Der Regisseur Dario Argento, der als Meister des Horrors gilt, lieferte 2005 mit dem Film Do You Like Hitchcock? einen Thriller ab, der berühmte Szenen und Zitate von Hitchcock-Klassikern mit seinen eigenen charakteristischen Horrerelementen verknüpft. Dabei sind deutlich Anleihen aus folgenden Hitchcockfilmen zu sehen: Der Fremde im Zug, Das Fenster zum Hof, Bei Anruf Mord sowie Vertigo - Aus dem Reich der Toten.

Selbstvermarktung und der Kampf um Unabhängigkeit

Wir Regisseure machen einen Film erfolgreich. Der Name des Regisseurs sollte im Bewusstsein des Publikums mit der Qualität eines Produktes gleichgesetzt werden. Schauspieler kommen und gehen, doch der Name des Regisseurs sollte klar im Bewusstsein des Publikums haften bleiben.

Alfred Hitchcock [37]

Schon am Anfang seiner Karriere, als er in Großbritannien mit den ersten Stummfilmen Erfolge feierte, war Hitchcock bewusst, wie wichtig es ist, den eigenen Namen zu vermarkten. Viele seiner späteren Tätigkeiten sind auch Teil von Hitchcocks Strategie, sich selbst sowie seine markante Figur und sein Gesicht sowie seinen Namen darzustellen und sich damit als Marke zu etablieren und zu vermarkten. Hitchcocks Selbstvermarktung wiederum war auch Reaktion auf seine Erfahrung, immer wieder in seiner künstlerischen Autonomie beschnitten worden zu sein. Sie diente auch dazu, eine Machtposition im Produktionsprozess seiner Filme zu erlangen und war somit Teil seines fast lebenslangen Kampfes um Unabhängigkeit bei seinen Tätigkeiten als Regisseur.

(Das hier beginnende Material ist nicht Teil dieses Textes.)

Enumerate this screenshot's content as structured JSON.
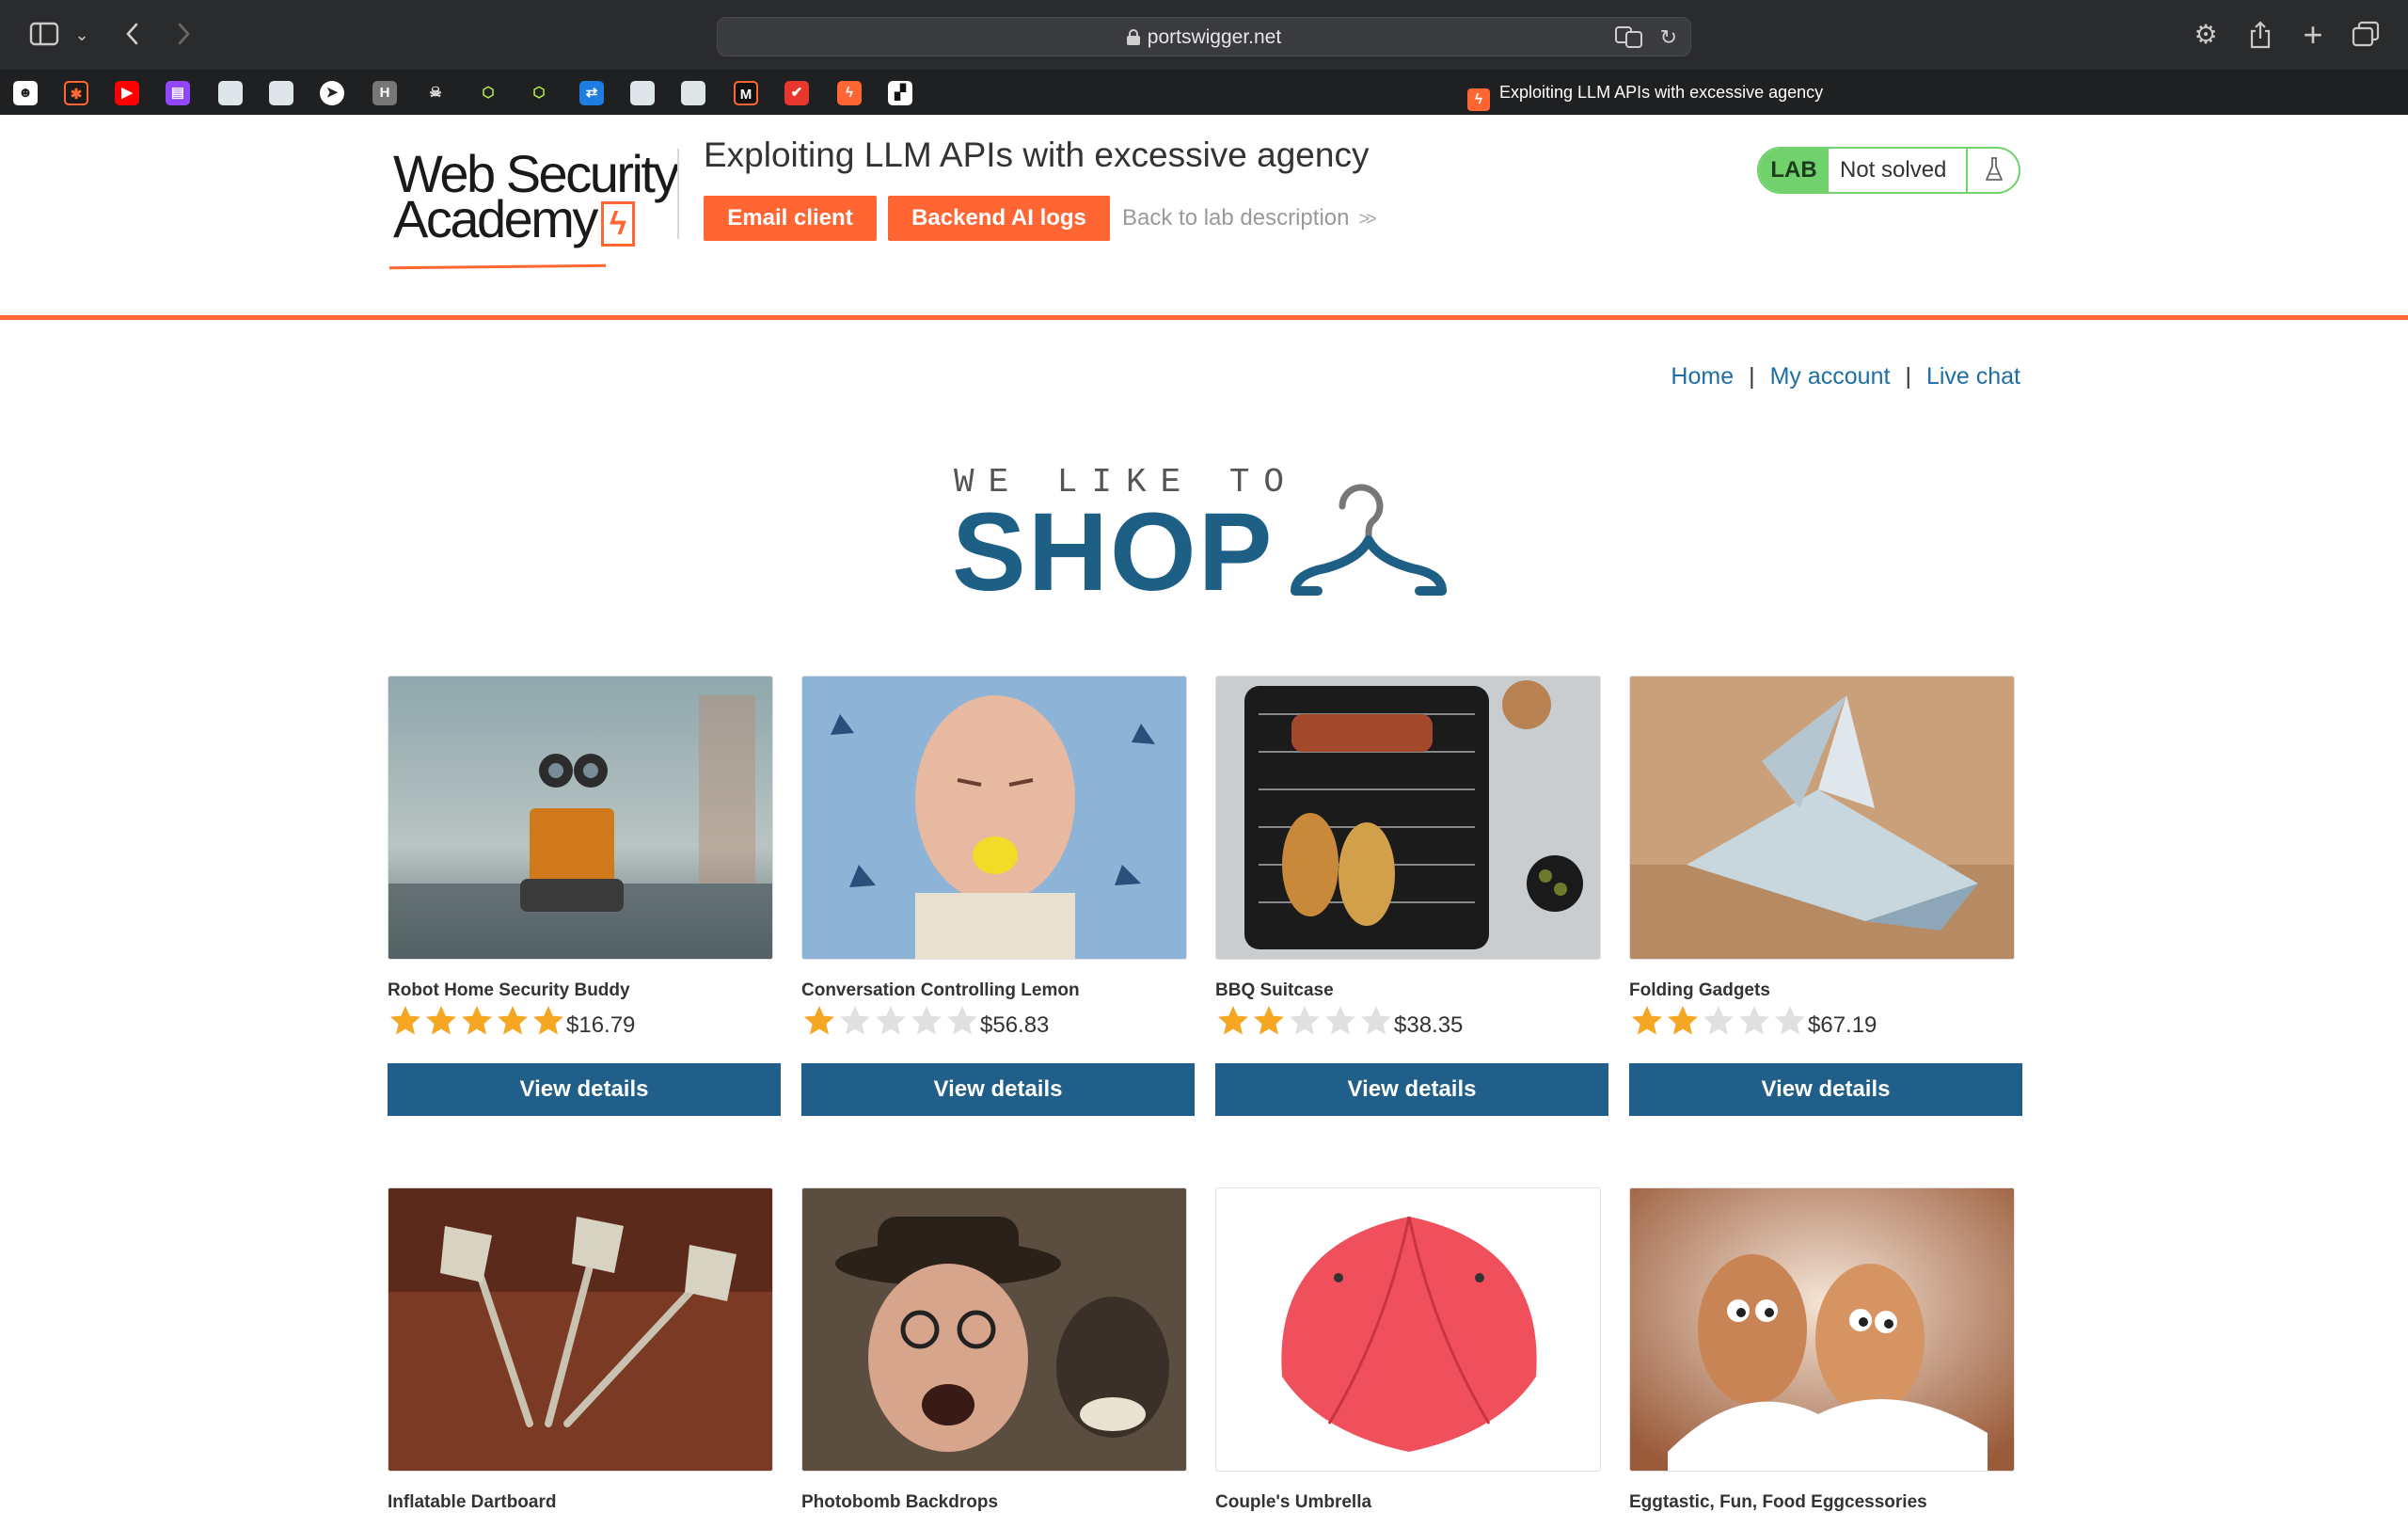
{
  "browser": {
    "url": "portswigger.net",
    "active_tab_title": "Exploiting LLM APIs with excessive agency"
  },
  "lab": {
    "logo_line1": "Web Security",
    "logo_line2": "Academy",
    "title": "Exploiting LLM APIs with excessive agency",
    "email_client_label": "Email client",
    "backend_logs_label": "Backend AI logs",
    "back_link_label": "Back to lab description",
    "badge_label": "LAB",
    "status": "Not solved",
    "accent_color": "#ff6633",
    "status_color": "#70d16d"
  },
  "nav": {
    "home": "Home",
    "my_account": "My account",
    "live_chat": "Live chat",
    "separator": "|"
  },
  "banner": {
    "tagline": "WE LIKE TO",
    "headline": "SHOP"
  },
  "products": [
    {
      "name": "Robot Home Security Buddy",
      "rating": 5,
      "price": "$16.79",
      "button": "View details",
      "image": "robot"
    },
    {
      "name": "Conversation Controlling Lemon",
      "rating": 1,
      "price": "$56.83",
      "button": "View details",
      "image": "lemon-man"
    },
    {
      "name": "BBQ Suitcase",
      "rating": 2,
      "price": "$38.35",
      "button": "View details",
      "image": "bbq-grill"
    },
    {
      "name": "Folding Gadgets",
      "rating": 2,
      "price": "$67.19",
      "button": "View details",
      "image": "origami"
    },
    {
      "name": "Inflatable Dartboard",
      "image": "darts"
    },
    {
      "name": "Photobomb Backdrops",
      "image": "photobomb"
    },
    {
      "name": "Couple's Umbrella",
      "image": "umbrella"
    },
    {
      "name": "Eggtastic, Fun, Food Eggcessories",
      "image": "eggs"
    }
  ],
  "colors": {
    "button_blue": "#1f5f89",
    "star_filled": "#f5a623",
    "star_empty": "#e0e0e0"
  }
}
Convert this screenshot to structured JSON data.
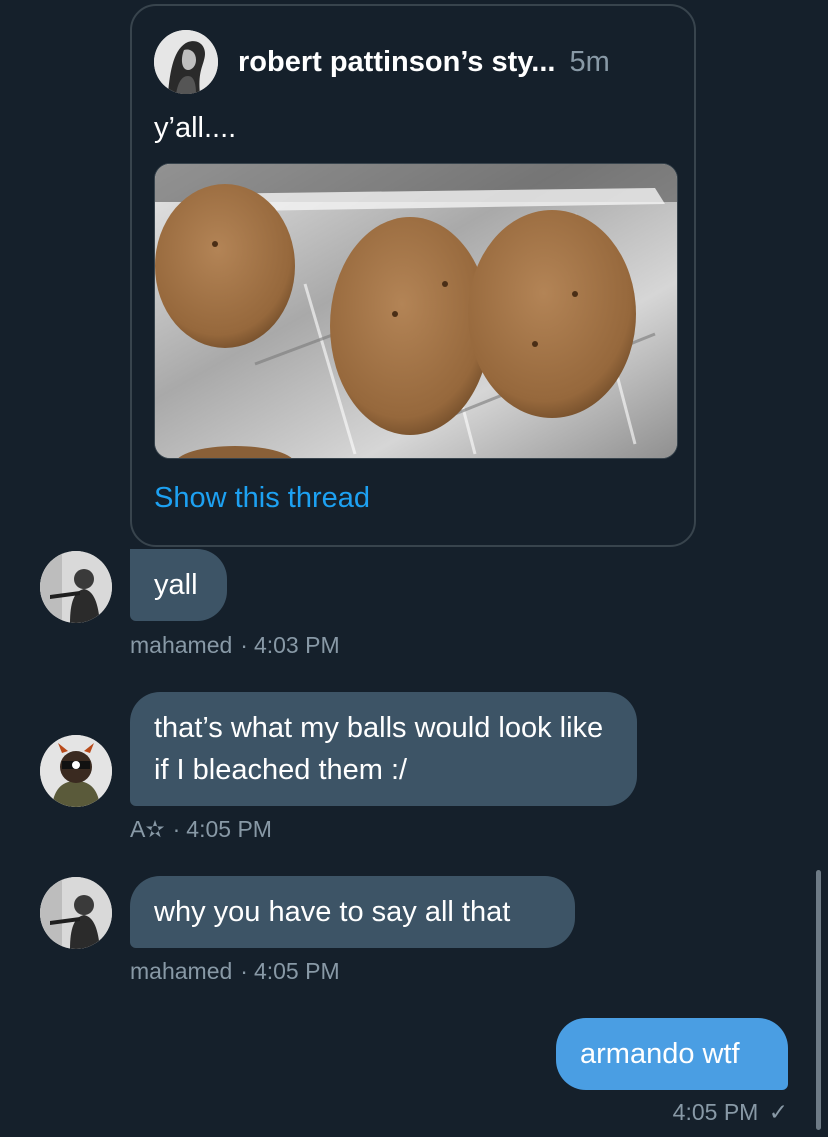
{
  "quoted_tweet": {
    "author": "robert pattinson’s sty...",
    "time": "5m",
    "text": "y’all....",
    "link_label": "Show this thread"
  },
  "messages": [
    {
      "text": "yall",
      "sender": "mahamed",
      "time": "4:03 PM"
    },
    {
      "text": "that’s what my balls would look like if I bleached them :/",
      "sender": "A✫",
      "time": "4:05 PM"
    },
    {
      "text": "why you have to say all that",
      "sender": "mahamed",
      "time": "4:05 PM"
    },
    {
      "text": "armando wtf",
      "time": "4:05 PM",
      "status_icon": "check-icon"
    }
  ],
  "colors": {
    "background": "#15202b",
    "incoming_bubble": "#3d5466",
    "outgoing_bubble": "#4a9ee3",
    "link": "#1da1f2",
    "meta_text": "#8899a6",
    "card_border": "#38444d"
  }
}
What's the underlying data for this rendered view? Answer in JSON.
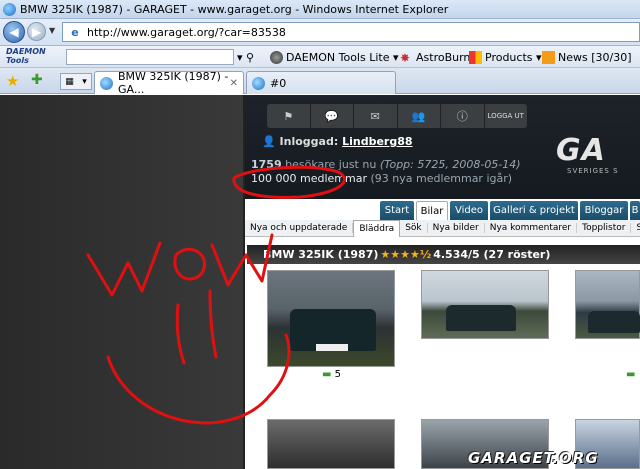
{
  "window": {
    "title": "BMW 325IK (1987) - GARAGET - www.garaget.org - Windows Internet Explorer"
  },
  "address_bar": {
    "url": "http://www.garaget.org/?car=83538"
  },
  "toolbar": {
    "daemon_logo": "DAEMON Tools",
    "items": [
      "DAEMON Tools Lite",
      "AstroBurn",
      "Products",
      "News [30/30]"
    ]
  },
  "tabs": [
    {
      "label": "BMW 325IK (1987) - GA..."
    },
    {
      "label": "#0"
    }
  ],
  "site": {
    "nav_icons": [
      "flag",
      "chat",
      "mail",
      "people",
      "info"
    ],
    "logout_label": "LOGGA UT",
    "login_prefix": "Inloggad:",
    "login_user": "Lindberg88",
    "stats_online_count": "1759",
    "stats_online_text": "besökare just nu",
    "stats_top": "(Topp: 5725, 2008-05-14)",
    "members": "100 000 medlemmar",
    "members_new": "(93 nya medlemmar igår)",
    "logo": "GA",
    "logo_sub": "SVERIGES S",
    "main_tabs": [
      "Start",
      "Bilar",
      "Video",
      "Galleri & projekt",
      "Bloggar",
      "B"
    ],
    "sub_tabs": [
      "Nya och uppdaterade",
      "Bläddra",
      "Sök",
      "Nya bilder",
      "Nya kommentarer",
      "Topplistor",
      "Slump"
    ],
    "car_title": "BMW 325IK (1987)",
    "car_stars": "★★★★½",
    "car_rating": "4.534/5 (27 röster)",
    "photo_count": "5",
    "watermark": "GARAGET.ORG"
  },
  "annotation": {
    "text": "WOW",
    "color": "#e01010"
  },
  "colors": {
    "site_header_bg": "#1a2026",
    "tab_blue": "#1f5878",
    "rating_star": "#f2b21c"
  }
}
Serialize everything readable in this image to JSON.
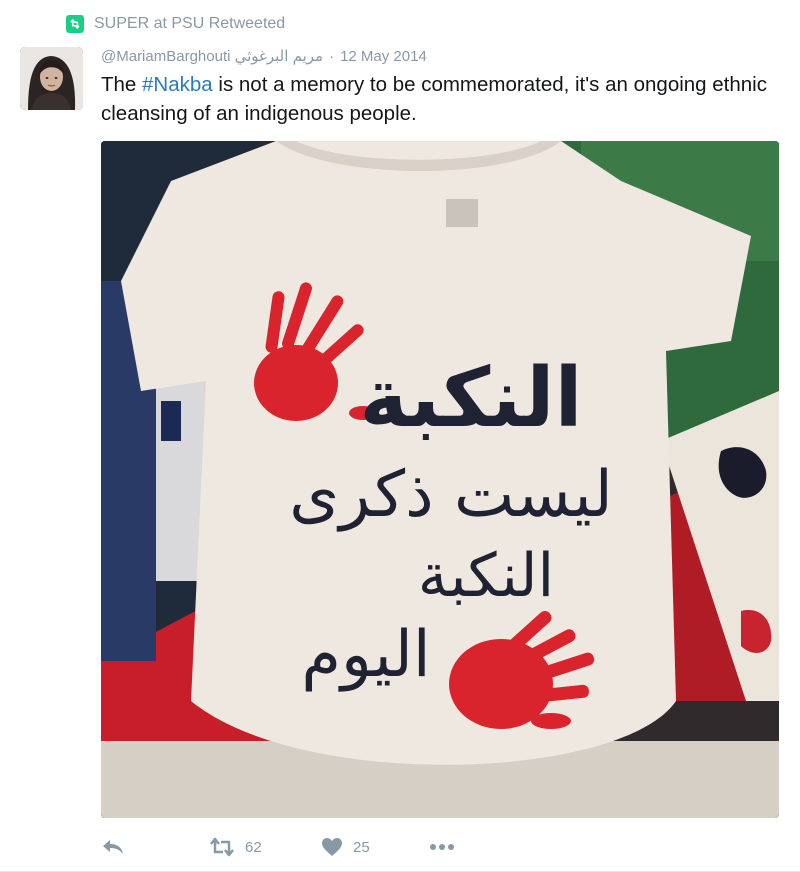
{
  "retweet_context": {
    "icon": "retweet-icon",
    "text": "SUPER at PSU Retweeted"
  },
  "author": {
    "handle_and_name": "@MariamBarghouti مريم البرغوثي",
    "separator": "·",
    "date": "12 May 2014"
  },
  "tweet": {
    "text_before": "The ",
    "hashtag": "#Nakba",
    "text_after": " is not a memory to be commemorated, it's an ongoing ethnic cleansing of an indigenous people."
  },
  "media": {
    "shirt_text_lines": [
      "النكبة",
      "ليست ذكرى",
      "النكبة",
      "اليوم"
    ],
    "colors": {
      "shirt": "#efe8e0",
      "hand": "#d9242e",
      "ink": "#1f2233"
    }
  },
  "actions": {
    "reply_icon": "reply-icon",
    "retweet_icon": "retweet-icon",
    "retweet_count": "62",
    "like_icon": "heart-icon",
    "like_count": "25",
    "more_icon": "more-dots-icon"
  },
  "colors": {
    "muted": "#8899a6",
    "link": "#2b7bb9",
    "retweet_green": "#19cf86"
  }
}
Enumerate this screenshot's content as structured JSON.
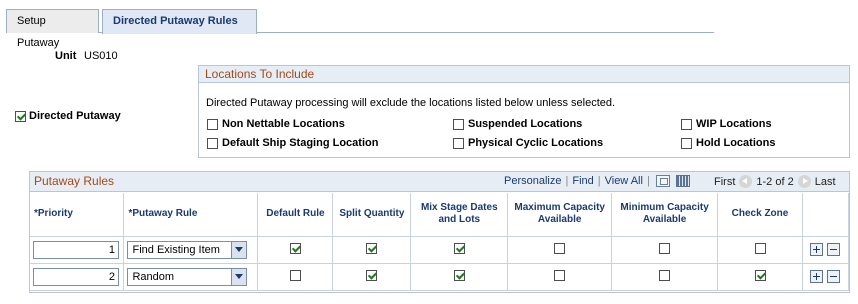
{
  "tabs": [
    {
      "label": "Setup Putaway",
      "active": false
    },
    {
      "label": "Directed Putaway Rules",
      "active": true
    }
  ],
  "unit": {
    "label": "Unit",
    "value": "US010"
  },
  "directed_putaway": {
    "label": "Directed Putaway",
    "checked": true
  },
  "locations": {
    "title": "Locations To Include",
    "description": "Directed Putaway processing will exclude the locations listed below unless selected.",
    "items": [
      {
        "label": "Non Nettable Locations",
        "checked": false
      },
      {
        "label": "Suspended Locations",
        "checked": false
      },
      {
        "label": "WIP Locations",
        "checked": false
      },
      {
        "label": "Default Ship Staging Location",
        "checked": false
      },
      {
        "label": "Physical Cyclic Locations",
        "checked": false
      },
      {
        "label": "Hold Locations",
        "checked": false
      }
    ]
  },
  "grid": {
    "title": "Putaway Rules",
    "nav": {
      "personalize": "Personalize",
      "find": "Find",
      "view_all": "View All"
    },
    "pager": {
      "first": "First",
      "range": "1-2 of 2",
      "last": "Last"
    },
    "columns": [
      "*Priority",
      "*Putaway Rule",
      "Default Rule",
      "Split Quantity",
      "Mix Stage Dates and Lots",
      "Maximum Capacity Available",
      "Minimum Capacity Available",
      "Check Zone"
    ],
    "rows": [
      {
        "priority": "1",
        "rule": "Find Existing Item",
        "default_rule": true,
        "split_quantity": true,
        "mix_stage": true,
        "max_capacity": false,
        "min_capacity": false,
        "check_zone": false
      },
      {
        "priority": "2",
        "rule": "Random",
        "default_rule": false,
        "split_quantity": true,
        "mix_stage": true,
        "max_capacity": false,
        "min_capacity": false,
        "check_zone": true
      }
    ]
  },
  "colors": {
    "accent_text": "#1a3a70",
    "section_title": "#a34a1a",
    "header_bg": "#e7edf4",
    "check_green": "#1c7a1c"
  }
}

Bereits Anfang der 1930er-Jahre, als er mit dem Erfolg seiner Filme in England populär wurde, erkannte er die Möglichkeiten, die in der Öffentlichkeitswirkung seiner Filme und seiner Person lagen und gründete die Hitchcock Baker Prod., eine Gesellschaft, die bis zu seiner Umsiedlung nach Amerika ausschließlich dafür zuständig war, Öffentlichkeitsarbeit für und mit seiner Person zu betreiben.[38] 1938 beauftragte er die Küstleragentur Selznick-Joyce, deren Mitinhaber Myron Selznick, der ältere Bruder des Hollywood-Moguls David O. Selznick war, seine Interessen wahrzunehmen. Nach Selznicks Tod Ende der 1940er-Jahre wechselte er zur Music Corporation of America (MCA), der damals weltgrößten Künstleragentur. Er wurde dort ab 1948 persönlich und exklusiv von deren Präsidenten Lew Wasserman vertreten, ab 1962 dann von einer neu gegründeten Gesellschaft unter Herman Citron, mit dem er bereits zuvor langjährig zusammenarbeitete.[39]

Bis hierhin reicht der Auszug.